For the foregoing reasons, I recommend that the commissioner's decision as to the plaintiff's SSD application be AFFIRMED, and his decision as to the plaintiff's SSI application be VACATED and the cause REMANDED with instructions to award the plaintiff SSI benefits.

Dated this 9th day of April, 2001.

HALL v. SOCIAL SECURITY, COM Filed: 09/11/00

Assigned to: Judge GEORGE Z. SINGAL


Demand: $0,000 Nature of Suit: 864

Jurisdiction: US Defendant

Cause: 42:405 Review of HHS Decision (SSID)

1. Pursuant to Fed. R. Civ. P. 25(d)(1), Acting Commissioner of Social Security William A. Halter is substituted as the defendant in this matter.

2. This action is properly brought under 42 U.S.C. §§ 405(g) and 1383(c)(3). The commissioner has admitted that the plaintiff has exhausted her administrative remedies. The case is presented as a request for judicial review by this court pursuant to Local Rule 16.3(a)(2)(A), which requires the plaintiff to file an itemized statement of the specific errors upon which she seeks reversal of the commissioner's decision and to complete and file a fact sheet available at the Clerk's Office. Oral argument was held before me on April 6, 2001, pursuant to Local Rule 16.3(a)(2)(C) requiring the parties to set forth at oral argument their respective positions with citations to relevant statutes, regulations, case authority and page references to the administrative record.

3. The administrative law judge also found that the plaintiff returned to substantial gainful activity in October 1998. Finding 2, Record at 36. However, the administrative law judge determined that inasmuch as the work did not begin until after the plaintiff filed her claim and more than twelve months after the alleged date of onset, it did not preclude entitlement to benefits. Id. at 29-30.

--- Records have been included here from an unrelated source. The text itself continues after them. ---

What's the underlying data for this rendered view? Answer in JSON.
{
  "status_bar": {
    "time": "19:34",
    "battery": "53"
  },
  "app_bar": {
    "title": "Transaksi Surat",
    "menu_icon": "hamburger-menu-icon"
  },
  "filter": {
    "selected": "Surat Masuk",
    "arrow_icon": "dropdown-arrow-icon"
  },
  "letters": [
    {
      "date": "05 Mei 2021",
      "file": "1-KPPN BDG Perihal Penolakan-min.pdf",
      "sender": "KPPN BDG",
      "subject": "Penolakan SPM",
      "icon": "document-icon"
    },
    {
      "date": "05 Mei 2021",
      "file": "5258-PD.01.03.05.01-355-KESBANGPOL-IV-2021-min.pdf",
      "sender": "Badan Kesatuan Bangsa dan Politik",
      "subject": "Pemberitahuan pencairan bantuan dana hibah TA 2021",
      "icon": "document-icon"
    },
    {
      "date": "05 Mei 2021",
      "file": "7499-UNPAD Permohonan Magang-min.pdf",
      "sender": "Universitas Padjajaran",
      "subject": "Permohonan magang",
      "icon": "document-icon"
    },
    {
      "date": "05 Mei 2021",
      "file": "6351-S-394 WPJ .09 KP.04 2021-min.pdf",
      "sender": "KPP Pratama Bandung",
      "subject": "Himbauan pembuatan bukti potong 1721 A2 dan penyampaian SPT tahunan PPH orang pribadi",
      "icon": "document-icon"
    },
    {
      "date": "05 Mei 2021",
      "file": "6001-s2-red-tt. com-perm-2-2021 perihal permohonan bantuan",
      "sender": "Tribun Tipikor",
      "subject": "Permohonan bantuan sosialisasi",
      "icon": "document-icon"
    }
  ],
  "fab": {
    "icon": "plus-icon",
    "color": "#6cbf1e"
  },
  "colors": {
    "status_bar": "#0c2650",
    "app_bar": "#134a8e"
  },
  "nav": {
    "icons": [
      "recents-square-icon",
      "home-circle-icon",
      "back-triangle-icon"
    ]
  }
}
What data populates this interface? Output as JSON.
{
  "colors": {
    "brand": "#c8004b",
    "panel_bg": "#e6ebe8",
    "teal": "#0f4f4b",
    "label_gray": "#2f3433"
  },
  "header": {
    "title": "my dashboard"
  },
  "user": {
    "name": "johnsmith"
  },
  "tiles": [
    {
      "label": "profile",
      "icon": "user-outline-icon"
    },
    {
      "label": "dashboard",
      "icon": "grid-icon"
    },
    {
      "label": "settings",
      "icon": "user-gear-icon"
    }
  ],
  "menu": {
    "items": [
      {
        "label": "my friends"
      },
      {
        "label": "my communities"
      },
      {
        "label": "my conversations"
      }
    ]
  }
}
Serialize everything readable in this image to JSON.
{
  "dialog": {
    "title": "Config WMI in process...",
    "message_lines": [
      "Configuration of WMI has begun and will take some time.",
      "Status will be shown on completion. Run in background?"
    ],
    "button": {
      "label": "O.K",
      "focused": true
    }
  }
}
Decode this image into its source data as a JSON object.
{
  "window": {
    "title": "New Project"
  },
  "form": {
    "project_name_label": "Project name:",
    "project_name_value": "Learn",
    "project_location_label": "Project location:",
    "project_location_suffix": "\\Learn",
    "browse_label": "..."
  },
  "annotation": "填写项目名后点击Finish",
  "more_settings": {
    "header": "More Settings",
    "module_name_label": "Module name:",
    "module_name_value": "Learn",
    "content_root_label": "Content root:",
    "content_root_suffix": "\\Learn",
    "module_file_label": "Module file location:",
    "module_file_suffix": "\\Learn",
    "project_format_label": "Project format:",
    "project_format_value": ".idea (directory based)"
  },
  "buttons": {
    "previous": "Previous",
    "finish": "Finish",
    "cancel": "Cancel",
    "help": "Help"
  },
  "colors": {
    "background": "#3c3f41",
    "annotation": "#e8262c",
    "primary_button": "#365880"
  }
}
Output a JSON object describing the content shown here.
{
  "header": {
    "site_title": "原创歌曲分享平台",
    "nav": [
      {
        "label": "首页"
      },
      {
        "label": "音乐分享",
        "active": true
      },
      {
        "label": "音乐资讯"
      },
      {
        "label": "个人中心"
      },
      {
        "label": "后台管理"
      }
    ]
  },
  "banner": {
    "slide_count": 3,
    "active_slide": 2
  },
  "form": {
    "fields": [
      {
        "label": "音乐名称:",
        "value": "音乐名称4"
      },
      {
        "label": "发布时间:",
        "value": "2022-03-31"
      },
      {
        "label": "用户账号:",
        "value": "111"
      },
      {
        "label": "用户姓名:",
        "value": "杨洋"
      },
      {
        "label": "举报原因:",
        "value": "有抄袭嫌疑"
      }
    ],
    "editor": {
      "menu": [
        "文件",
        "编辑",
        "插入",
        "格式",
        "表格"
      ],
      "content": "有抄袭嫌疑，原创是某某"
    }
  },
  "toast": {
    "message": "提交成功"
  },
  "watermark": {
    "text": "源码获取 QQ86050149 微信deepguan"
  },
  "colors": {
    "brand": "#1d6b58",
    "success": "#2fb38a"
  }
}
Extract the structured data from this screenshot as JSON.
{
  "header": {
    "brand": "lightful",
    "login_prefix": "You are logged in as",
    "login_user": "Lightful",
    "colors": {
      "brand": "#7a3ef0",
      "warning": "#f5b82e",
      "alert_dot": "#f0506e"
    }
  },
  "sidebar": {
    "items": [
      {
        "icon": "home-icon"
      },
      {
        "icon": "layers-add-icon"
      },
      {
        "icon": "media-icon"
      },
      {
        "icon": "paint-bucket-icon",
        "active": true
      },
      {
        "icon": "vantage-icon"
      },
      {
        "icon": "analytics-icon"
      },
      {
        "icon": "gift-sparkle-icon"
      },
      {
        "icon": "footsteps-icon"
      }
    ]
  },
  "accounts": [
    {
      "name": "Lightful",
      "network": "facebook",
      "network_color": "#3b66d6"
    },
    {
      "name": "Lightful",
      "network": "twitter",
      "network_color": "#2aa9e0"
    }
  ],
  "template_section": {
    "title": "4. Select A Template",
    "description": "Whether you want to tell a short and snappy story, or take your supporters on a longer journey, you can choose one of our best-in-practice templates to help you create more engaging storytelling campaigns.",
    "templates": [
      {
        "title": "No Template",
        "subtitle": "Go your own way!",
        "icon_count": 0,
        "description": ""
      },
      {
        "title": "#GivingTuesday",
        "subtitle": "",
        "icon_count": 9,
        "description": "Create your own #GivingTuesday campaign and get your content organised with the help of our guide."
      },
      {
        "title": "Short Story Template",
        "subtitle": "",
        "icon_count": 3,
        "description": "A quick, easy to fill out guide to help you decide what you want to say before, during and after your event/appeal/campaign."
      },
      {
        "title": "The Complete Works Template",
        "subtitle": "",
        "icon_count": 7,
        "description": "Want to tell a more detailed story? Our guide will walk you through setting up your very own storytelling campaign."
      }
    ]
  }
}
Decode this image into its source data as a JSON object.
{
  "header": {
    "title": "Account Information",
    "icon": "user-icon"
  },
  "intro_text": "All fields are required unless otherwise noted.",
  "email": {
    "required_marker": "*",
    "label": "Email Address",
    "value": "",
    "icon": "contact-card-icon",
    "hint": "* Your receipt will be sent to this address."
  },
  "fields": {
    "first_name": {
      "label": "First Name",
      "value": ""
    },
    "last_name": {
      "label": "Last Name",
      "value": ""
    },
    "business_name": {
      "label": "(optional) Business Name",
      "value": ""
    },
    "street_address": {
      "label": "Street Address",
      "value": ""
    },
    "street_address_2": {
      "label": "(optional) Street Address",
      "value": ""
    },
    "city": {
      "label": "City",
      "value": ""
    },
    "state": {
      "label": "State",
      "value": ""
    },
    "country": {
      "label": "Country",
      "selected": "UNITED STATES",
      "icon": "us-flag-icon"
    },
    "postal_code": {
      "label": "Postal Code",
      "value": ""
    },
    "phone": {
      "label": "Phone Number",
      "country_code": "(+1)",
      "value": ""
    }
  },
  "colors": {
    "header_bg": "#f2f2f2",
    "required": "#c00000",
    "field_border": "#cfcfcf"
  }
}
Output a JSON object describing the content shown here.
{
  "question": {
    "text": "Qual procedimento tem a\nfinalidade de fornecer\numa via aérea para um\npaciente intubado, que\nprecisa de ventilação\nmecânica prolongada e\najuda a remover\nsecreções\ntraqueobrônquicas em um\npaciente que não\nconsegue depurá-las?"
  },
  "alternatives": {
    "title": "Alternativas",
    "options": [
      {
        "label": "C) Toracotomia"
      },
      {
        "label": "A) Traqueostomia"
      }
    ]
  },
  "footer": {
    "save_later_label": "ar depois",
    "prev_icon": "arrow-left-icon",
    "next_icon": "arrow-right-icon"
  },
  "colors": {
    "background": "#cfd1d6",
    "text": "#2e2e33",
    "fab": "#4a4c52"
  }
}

4. Prior to oral argument, the commissioner moved to remand this case for the purpose of obtaining evidence from a vocational expert. Defendant's Motion To Remand (Docket No. 5). The motion was denied in light of the plaintiff's objection. Endorsement to id.

5. Counsel for the commissioner stated at oral argument that the latter report was prepared by Floyd B. Goffin, M.D., whose name is mentioned, but whose signature does not appear, in a Disability Determination and Transmittal reproduced at page 70 of the Record.